If we had a language built on such relations, I believe we could express ALL of: functions (transformations over data); datasets (table-like things) AND types (restrictions on or precomputed declarations about data), all as instances of one simple computed-collection entity.

But finding a decent, clear, idiomatic semantics for how you do the actual computation - the equivalent of a “function call” on a relation - such that you can both iterate or evaluate in the same call format, and do that soundly and efficiently in the presence of recursion and countable infinities - seems like a missing piece.

Prolog (or rather the “resolution via unification and backtracking” algorithm which Prolog implements) can do this! But to do it, it introduces the unusual concepts of “logic variable” and “unification environment” both of which are quite alien to normal functional programming, don’t really behave nicely with “rewrite” semantics, and I don’t think they’ve ever been parallelised entirely successfully.

Datalog gets a lot of traction in the data world, where it’s a slightly better SQL, but, it achieves a lot of its good qualities by throwing away a lot of the good parts of Prolog, particularly by being non-Turing complete.

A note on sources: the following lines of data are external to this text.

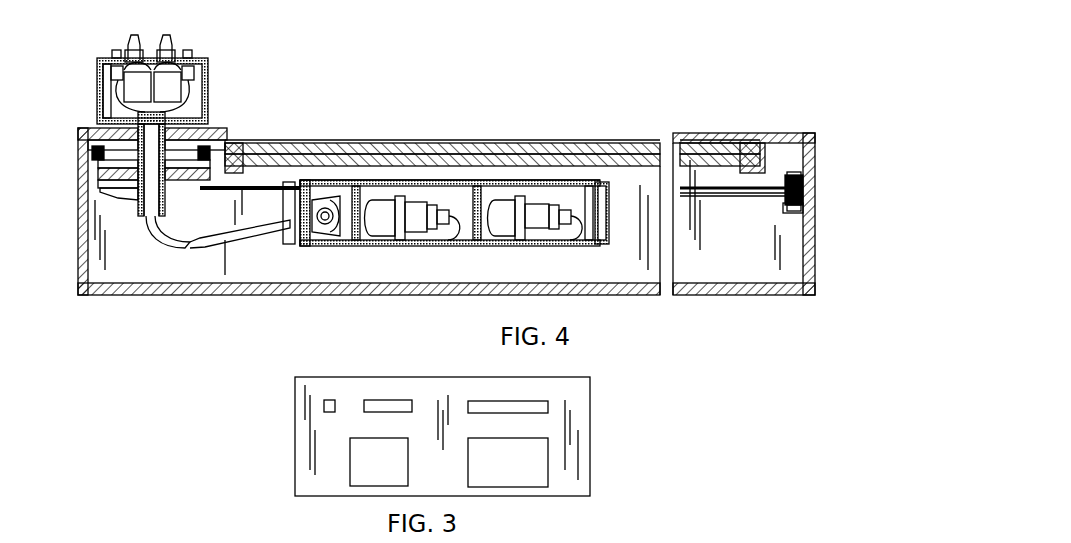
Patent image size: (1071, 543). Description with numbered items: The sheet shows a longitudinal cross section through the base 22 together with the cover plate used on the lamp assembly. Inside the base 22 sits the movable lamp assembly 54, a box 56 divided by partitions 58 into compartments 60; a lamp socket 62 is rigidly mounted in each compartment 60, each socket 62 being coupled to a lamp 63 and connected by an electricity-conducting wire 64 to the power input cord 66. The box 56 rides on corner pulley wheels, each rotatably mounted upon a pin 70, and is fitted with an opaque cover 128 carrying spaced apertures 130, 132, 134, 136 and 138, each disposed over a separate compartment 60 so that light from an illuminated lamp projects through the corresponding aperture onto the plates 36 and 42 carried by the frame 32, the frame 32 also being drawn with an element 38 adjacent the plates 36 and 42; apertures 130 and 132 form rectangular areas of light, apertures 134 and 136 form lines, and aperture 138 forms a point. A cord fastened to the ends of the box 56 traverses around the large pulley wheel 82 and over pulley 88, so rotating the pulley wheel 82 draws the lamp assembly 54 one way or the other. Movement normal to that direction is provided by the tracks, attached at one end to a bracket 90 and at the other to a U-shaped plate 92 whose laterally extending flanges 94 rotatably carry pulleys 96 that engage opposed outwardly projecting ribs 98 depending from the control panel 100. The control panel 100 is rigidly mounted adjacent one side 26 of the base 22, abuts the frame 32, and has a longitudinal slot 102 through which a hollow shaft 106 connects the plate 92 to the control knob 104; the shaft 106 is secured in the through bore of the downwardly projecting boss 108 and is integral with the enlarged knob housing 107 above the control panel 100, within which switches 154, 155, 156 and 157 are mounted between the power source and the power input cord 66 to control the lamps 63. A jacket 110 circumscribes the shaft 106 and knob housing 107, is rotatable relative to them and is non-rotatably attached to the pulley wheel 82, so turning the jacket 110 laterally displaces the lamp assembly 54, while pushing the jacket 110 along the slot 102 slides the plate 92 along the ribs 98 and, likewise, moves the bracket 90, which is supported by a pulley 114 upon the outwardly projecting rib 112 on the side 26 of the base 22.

In FIG. 4, the base 22 is at (760, 295).
In FIG. 4, the side 26 is at (78, 230).
In FIG. 4, the frame 32 is at (798, 130).
In FIG. 4, the plate 36 is at (455, 140).
In FIG. 4, the bracket 38 is at (243, 170).
In FIG. 4, the plate 42 is at (397, 140).
In FIG. 4, the lamp assembly 54 is at (355, 255).
In FIG. 4, the box 56 is at (534, 228).
In FIG. 4, the partition 58 is at (470, 205).
In FIG. 4, the compartment 60 is at (588, 230).
In FIG. 4, the lamp socket 62 is at (420, 225).
In FIG. 4, the lamp 63 is at (388, 222).
In FIG. 4, the electricity-conducting wire 64 is at (458, 240).
In FIG. 4, the power input cord 66 is at (205, 247).
In FIG. 4, the pin 70 is at (285, 232).
In FIG. 4, the pulley wheel 82 is at (98, 180).
In FIG. 4, the pulley 88 is at (803, 186).
In FIG. 4, the bracket 90 is at (785, 200).
In FIG. 4, the plate 92 is at (100, 192).
In FIG. 4, the flange 94 is at (98, 162).
In FIG. 4, the pulley 96 is at (90, 130).
In FIG. 4, the rib 98 is at (92, 152).
In FIG. 4, the control panel 100 is at (80, 132).
In FIG. 4, the longitudinal slot 102 is at (208, 112).
In FIG. 4, the control knob 104 is at (215, 60).
In FIG. 4, the hollow shaft 106 is at (142, 216).
In FIG. 4, the knob housing 107 is at (100, 70).
In FIG. 4, the boss 108 is at (165, 205).
In FIG. 4, the jacket 110 is at (208, 80).
In FIG. 4, the rib 112 is at (803, 208).
In FIG. 4, the pulley 114 is at (785, 210).
In FIG. 4, the cover 128 is at (465, 178).
In FIG. 3, the cover 128 is at (598, 432).
In FIG. 3, the aperture 130 is at (495, 487).
In FIG. 3, the aperture 132 is at (350, 478).
In FIG. 3, the aperture 134 is at (514, 401).
In FIG. 3, the aperture 136 is at (398, 400).
In FIG. 3, the aperture 138 is at (329, 400).
In FIG. 4, the switch 154 is at (130, 36).
In FIG. 4, the switch 155 is at (168, 36).
In FIG. 4, the switch 156 is at (192, 52).
In FIG. 4, the switch 157 is at (112, 54).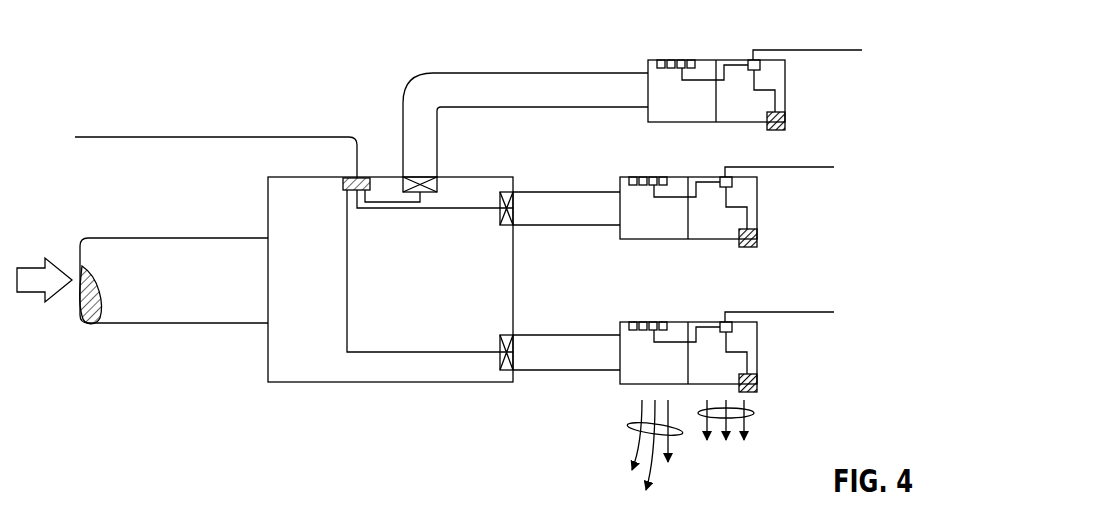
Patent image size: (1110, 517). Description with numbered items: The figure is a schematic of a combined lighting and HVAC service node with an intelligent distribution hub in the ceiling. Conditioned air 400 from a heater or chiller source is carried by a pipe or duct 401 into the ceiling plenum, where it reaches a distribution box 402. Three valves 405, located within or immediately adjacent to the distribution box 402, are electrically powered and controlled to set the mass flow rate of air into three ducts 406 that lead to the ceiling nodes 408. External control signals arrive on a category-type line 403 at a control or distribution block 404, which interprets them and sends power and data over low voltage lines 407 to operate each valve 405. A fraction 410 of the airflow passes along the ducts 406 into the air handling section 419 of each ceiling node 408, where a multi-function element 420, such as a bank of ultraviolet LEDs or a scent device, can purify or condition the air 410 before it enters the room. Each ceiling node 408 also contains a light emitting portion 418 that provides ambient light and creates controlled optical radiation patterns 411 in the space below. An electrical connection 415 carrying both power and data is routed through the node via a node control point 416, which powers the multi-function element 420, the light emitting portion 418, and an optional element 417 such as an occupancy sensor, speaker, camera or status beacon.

The conditioned air 400 is at (34, 294).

So Datalog itself cannot be the actual answer we’re looking for, as a general-purpose computing (rather than just a limited data-query) language.

Kanren, superficially, embeds the Turing-complete Prolog algorithm into a pure-functional form, and improves the Prolog search method (it’s not quite a depth-first search, so it can handle a bit more left-recursion, possibly even including handling integer arithmetic). But it cheats a bit to do this: it still lugs around a “variable environment” and although it calls its things relations, when computed they are actually not set-like but sequence-like “streams” which can have the same value occurring multiple times. To my way of thinking, that’s still not the 100% native “relational programming” algorithm that we really want and that could simplify a lot of things if we found it.